48. Arrêt du 31 octobre 1972 dans la cause Lanz contre Etat de Vaud.
Regeste

    Enteignung. Art. 19 EntG.

    Wertverminderung des verbleibenden Grundstücks?

    Schaden infolge Verlegung einer Strasse?

Sachverhalt

    A.- Dame Georgette Lanz est propriétaire, à Corsy s/La Conversion
(commune de Lutry), de la parcelle no 1844 située au sud de la route
cantonale menant de Lutry et Paudex par La Conversion à la route Belmont-La
Croix-sur-Lutry.

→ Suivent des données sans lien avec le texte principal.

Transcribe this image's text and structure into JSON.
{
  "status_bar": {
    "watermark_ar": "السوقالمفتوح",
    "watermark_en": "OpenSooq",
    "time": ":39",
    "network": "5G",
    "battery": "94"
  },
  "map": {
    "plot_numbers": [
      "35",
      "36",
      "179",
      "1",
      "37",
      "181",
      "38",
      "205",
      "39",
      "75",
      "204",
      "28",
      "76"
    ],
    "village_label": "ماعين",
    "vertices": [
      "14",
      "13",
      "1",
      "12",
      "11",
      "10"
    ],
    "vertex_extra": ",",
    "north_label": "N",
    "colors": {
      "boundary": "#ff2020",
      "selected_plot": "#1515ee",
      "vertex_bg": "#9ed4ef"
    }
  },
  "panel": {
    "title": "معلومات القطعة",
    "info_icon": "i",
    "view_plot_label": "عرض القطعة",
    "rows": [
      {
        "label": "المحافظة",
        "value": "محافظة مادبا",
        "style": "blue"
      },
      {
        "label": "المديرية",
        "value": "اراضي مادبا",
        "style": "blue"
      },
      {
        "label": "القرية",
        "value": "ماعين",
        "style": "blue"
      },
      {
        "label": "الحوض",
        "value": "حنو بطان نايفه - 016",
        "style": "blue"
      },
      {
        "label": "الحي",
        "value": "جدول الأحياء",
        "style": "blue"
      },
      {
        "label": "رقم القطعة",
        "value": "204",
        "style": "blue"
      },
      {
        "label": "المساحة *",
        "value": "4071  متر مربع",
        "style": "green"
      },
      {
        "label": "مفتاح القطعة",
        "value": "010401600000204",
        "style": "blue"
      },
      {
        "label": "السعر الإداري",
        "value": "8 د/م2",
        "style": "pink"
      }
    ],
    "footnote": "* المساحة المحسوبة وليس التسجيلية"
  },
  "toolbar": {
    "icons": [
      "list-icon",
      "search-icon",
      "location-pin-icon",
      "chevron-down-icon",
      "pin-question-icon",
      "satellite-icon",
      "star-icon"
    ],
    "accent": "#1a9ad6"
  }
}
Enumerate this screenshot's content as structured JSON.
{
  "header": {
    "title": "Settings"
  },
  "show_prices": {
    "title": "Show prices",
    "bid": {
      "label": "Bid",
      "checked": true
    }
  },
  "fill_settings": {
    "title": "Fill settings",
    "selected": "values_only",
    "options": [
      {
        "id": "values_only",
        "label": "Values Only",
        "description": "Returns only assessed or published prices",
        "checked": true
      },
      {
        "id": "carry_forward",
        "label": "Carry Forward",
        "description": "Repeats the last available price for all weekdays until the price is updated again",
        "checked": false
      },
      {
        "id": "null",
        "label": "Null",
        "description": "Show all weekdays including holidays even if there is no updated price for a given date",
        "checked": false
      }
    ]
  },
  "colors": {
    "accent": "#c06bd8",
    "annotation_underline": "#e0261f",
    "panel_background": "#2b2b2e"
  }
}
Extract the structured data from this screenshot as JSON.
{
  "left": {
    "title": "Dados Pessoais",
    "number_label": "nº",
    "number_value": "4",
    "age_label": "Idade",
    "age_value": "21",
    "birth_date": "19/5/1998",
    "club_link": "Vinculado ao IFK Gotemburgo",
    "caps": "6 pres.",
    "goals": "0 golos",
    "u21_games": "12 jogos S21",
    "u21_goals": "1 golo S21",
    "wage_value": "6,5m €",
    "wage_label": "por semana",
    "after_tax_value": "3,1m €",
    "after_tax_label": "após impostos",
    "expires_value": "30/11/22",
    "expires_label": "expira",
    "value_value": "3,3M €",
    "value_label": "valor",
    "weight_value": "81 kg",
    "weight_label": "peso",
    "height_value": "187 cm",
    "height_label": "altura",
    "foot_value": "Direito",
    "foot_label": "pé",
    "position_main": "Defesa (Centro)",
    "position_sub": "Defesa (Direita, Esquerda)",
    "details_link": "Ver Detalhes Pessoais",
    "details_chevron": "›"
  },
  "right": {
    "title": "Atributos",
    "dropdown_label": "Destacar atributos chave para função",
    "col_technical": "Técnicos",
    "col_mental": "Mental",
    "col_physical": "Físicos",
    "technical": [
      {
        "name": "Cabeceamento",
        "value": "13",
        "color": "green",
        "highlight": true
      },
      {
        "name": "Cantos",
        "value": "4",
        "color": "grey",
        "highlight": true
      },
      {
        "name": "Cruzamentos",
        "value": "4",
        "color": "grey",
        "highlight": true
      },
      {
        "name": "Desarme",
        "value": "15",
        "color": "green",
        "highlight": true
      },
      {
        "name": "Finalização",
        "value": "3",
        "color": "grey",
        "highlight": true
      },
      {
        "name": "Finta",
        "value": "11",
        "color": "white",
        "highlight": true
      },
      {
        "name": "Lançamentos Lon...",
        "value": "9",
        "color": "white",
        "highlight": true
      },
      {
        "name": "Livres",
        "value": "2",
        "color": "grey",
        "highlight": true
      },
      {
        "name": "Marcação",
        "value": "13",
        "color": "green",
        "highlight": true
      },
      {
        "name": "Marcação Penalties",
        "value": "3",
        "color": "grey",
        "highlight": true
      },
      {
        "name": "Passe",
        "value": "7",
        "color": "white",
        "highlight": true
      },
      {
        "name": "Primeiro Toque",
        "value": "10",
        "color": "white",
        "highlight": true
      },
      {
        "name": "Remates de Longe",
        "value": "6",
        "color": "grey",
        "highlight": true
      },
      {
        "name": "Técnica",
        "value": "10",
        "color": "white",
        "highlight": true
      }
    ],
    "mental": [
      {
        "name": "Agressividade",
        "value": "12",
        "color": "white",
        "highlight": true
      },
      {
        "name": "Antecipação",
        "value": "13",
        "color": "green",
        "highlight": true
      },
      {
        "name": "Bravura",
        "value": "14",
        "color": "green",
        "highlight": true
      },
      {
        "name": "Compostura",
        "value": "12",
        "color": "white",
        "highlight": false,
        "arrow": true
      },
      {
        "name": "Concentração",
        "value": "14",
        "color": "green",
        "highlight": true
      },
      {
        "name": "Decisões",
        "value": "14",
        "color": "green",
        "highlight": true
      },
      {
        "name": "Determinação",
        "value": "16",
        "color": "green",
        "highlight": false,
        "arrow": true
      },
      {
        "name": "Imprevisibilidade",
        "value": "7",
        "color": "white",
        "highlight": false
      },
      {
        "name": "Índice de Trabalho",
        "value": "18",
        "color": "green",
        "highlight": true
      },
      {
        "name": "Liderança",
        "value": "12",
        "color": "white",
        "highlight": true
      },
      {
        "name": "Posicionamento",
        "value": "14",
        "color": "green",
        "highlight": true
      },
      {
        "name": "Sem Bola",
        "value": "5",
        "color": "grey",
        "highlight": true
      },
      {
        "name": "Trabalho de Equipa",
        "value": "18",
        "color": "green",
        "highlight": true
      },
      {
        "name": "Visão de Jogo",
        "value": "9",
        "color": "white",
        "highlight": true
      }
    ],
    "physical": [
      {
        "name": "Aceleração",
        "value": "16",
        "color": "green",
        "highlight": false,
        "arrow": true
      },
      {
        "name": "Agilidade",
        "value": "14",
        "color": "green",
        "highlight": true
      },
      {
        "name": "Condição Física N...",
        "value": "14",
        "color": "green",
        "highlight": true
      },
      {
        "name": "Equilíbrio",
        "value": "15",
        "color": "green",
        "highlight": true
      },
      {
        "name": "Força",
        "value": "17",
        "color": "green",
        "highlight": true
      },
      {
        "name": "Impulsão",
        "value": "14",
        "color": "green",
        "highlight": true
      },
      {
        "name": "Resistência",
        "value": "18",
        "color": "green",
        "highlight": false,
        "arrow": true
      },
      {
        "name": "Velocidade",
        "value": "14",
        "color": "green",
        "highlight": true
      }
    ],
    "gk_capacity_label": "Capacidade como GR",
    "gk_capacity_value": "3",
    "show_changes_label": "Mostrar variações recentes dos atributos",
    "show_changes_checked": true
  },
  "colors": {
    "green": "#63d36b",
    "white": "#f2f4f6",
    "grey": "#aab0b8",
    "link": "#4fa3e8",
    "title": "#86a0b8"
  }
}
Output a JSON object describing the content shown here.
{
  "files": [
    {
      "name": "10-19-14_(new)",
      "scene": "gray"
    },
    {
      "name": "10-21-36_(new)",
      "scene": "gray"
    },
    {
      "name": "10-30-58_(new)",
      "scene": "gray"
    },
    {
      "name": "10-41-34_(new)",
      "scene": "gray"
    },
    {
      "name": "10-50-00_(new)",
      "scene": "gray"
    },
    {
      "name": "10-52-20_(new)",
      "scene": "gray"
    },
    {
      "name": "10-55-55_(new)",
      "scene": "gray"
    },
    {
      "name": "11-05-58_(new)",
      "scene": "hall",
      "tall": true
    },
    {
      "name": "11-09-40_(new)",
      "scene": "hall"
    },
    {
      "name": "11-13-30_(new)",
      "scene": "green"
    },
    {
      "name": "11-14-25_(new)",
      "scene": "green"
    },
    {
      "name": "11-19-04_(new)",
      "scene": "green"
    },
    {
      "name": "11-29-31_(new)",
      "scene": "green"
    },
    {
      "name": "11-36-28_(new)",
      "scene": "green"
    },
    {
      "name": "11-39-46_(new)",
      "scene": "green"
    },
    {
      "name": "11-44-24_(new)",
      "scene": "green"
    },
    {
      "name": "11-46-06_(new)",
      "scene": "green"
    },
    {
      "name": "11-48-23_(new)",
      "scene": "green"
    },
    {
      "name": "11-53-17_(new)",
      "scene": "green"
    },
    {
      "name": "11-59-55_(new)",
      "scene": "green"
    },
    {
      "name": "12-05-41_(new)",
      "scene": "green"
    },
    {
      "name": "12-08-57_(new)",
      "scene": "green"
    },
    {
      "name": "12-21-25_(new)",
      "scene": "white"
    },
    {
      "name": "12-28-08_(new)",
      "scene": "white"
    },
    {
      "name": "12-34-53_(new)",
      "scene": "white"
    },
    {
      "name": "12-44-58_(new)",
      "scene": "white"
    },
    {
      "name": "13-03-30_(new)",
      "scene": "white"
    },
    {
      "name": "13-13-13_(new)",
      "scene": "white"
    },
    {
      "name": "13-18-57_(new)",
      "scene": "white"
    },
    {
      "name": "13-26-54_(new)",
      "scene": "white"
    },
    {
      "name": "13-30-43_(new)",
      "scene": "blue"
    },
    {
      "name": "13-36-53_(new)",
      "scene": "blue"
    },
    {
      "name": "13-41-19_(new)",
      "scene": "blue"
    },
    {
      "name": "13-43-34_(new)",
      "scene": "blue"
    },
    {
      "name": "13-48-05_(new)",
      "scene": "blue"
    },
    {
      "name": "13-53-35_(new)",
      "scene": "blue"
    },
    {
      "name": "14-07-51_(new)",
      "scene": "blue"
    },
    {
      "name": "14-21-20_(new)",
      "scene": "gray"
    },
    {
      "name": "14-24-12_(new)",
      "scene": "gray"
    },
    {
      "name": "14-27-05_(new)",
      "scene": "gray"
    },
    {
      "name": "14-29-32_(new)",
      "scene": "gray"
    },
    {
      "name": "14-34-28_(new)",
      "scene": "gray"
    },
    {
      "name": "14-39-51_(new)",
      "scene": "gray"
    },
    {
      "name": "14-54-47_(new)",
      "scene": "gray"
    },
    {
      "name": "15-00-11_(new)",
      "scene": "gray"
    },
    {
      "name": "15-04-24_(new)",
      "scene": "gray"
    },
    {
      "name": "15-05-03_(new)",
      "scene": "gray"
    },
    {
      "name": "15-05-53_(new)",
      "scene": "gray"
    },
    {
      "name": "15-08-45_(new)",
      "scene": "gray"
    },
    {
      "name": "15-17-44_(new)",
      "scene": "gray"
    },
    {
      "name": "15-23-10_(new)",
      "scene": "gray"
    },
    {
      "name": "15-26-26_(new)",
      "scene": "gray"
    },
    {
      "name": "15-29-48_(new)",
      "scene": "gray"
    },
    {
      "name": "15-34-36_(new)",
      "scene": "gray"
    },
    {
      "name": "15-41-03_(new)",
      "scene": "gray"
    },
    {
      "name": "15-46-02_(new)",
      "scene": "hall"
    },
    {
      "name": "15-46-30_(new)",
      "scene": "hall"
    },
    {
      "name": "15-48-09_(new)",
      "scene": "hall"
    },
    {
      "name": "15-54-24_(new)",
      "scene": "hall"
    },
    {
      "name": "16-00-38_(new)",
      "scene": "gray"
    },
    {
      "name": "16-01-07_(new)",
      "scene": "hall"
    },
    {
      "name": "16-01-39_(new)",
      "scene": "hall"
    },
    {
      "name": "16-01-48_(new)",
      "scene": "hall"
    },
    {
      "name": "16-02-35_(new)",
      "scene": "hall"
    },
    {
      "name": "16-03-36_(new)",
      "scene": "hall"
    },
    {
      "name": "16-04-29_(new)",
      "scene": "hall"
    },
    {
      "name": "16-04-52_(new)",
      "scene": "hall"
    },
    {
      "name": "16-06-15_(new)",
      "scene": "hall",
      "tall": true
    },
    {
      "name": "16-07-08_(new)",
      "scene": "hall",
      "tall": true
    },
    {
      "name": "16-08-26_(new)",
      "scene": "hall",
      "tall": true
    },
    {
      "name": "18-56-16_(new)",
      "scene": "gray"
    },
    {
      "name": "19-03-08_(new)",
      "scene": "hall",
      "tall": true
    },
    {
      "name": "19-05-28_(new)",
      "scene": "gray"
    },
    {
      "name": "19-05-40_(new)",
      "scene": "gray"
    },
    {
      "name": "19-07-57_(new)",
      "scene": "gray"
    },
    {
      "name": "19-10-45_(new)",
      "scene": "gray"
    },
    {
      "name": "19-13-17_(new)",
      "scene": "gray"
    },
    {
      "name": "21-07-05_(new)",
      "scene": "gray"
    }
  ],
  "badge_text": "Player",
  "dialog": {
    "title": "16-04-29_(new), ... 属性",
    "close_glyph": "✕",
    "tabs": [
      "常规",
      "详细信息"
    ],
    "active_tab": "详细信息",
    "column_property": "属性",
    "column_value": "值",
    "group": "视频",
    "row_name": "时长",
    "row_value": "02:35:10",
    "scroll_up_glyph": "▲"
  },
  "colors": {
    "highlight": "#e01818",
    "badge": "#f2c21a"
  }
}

Sur cette parcelle est construite une villa, dont les
pièces de travail et de séjour sont exposées au sud, tandis qu'au nord,
du côté de la route, se trouvent la cuisine et la salle de bain.

    Dans le cadre de l'aménagement du réseau routier cantonal en relation
avec l'autoroute du Léman, l'Etat de Vaud a prévu le déplacement de cette
route cantonale étroite et sinueuse, qui passera dorénavant au sud de
la parcelle Lanz et aura une largeur de 15 m, avec trois pistes et deux
trottoirs.

    L'exécution des travaux rend nécessaire l'expropriation de 40 m2 de
la parcelle Lanz.

    B.- Georgette Lanz a réclamé une indemnité de 100 fr. le m2 pour
le terrain exproprié et de 80 000 fr. pour la dépréciation de la partie
restante. A l'audience de conciliation, l'Etat de Vaud a offert 50 fr. le
m2 pour le terram exproprié et 16 000 fr. pour la dépréciation de la
parcelle restante, soit 10% de la valeur de la villa.

    La tentative de conciliation ayant échoué, la Commission fédérale
d'estimation a autorisé l'envoi en possession anticipé pour le 1er janvier
1970. La route est aujourd'hui pratiquement terminée.

    En procédure d'estimation, dame Lanz a porté de 80 000 fr. à 90
000 fr. sa prétention à indemnité pour la dépréciation de la partie
restante, en se fondant sur l'expertise d'un architecte, déposée avec
sa demande. L'Etat de Vaud a répondu que la propriétaire n'avait droit
à aucune indemnité en plus de la valeur du terrain cédé, la dépréciation
alléguée étant la conséquence non pas de l'expropriation (surface minime
de 40 m2), mais du déplacement d'une route; un tel dommage ne donne droit
à réparation qu'aux conditions posées par l'arrêt Werren, lesquelles ne
sont pas réalisées en l'espèce. Cependant, pour ne pas retirer complètement
son offre initiale de 16 000 fr., il l'a ramenée à 10 000 fr. Quant à la
valeur du terrain, l'Etat a proposé de la fixer à 60 fr. le m2.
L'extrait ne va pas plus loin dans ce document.